While wages growth is picking up from the lows of recent years, the current tight labour market has not yet generated real wage growth for many workers. Analysis of microdata can provide insight into contemporary remuneration practices (for example, the use of non-wage remuneration) and the price-setting behaviour of businesses.

The pandemic also placed significant stress on the provision of services in the non-market sector – health, disability and aged care, and education – resulting in increased costs and higher prices borne by government or consumers. This has highlighted the challenges in understanding the productivity performance of these sectors, their cost/funding models, and the interaction with the market economy (particularly in the competition for labour).

Research utilising detailed timely microdata is providing fresh insights into how these disruptions are being experienced across types of businesses and households.

The conference will explore how this data, and associated new measurement approaches, can inform contemporary research and policy questions into the dynamics of price change in the Australian economy.

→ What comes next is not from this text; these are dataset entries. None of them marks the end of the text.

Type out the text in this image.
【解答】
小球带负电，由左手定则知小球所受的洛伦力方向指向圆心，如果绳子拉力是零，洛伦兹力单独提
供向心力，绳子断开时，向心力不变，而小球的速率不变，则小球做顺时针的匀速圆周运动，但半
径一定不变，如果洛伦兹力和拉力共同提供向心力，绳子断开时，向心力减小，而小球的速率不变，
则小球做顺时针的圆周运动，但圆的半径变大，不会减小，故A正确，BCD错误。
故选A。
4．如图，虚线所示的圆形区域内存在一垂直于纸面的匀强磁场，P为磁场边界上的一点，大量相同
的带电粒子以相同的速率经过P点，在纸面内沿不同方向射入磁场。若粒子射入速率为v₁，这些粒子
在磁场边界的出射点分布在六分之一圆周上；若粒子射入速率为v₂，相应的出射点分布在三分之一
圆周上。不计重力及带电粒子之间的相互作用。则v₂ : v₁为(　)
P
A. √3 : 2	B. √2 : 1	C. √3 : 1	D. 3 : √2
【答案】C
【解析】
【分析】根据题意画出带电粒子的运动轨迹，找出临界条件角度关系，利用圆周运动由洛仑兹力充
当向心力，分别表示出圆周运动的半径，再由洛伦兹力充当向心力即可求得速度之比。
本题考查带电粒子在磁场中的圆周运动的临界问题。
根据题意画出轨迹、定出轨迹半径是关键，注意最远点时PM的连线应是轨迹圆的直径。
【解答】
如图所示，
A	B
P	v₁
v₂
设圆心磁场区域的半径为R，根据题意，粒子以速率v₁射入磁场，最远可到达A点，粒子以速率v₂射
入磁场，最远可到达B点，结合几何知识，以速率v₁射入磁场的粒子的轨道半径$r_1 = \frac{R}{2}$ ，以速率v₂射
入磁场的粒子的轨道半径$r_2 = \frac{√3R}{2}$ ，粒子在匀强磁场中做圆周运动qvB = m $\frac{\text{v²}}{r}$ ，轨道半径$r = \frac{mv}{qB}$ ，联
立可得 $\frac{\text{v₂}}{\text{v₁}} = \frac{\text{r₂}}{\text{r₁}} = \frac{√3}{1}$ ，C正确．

Session 1: The pandemic, natural disasters, and geopolitical events have led to supply shocks which have had significant impacts on prices. The intersection of these supply chain impacts and the level of competition in sectors of the economy has contributed to the price shocks flowing through the economy. How can the use of business microdata sets assist in understanding these mechanisms?
Session 2: The unemployment rate is as low as it has been for decades and there are wide-spread reports of labour and skills shortages; meanwhile the most used measures of wage inflation remain stubbornly low. Can detailed data and associated analysis of the labour market and relationships between employers and employees help explain this phenomenon?
Session 3: As price inflation outstrips wage growth all eyes turn to the reaction from consumers and the impact of this decline in real incomes on the welfare of different population groups. What can we learn about the consumer response and the impact on living standards from the ever-increasing volume of consumer behaviour data from private sector sources?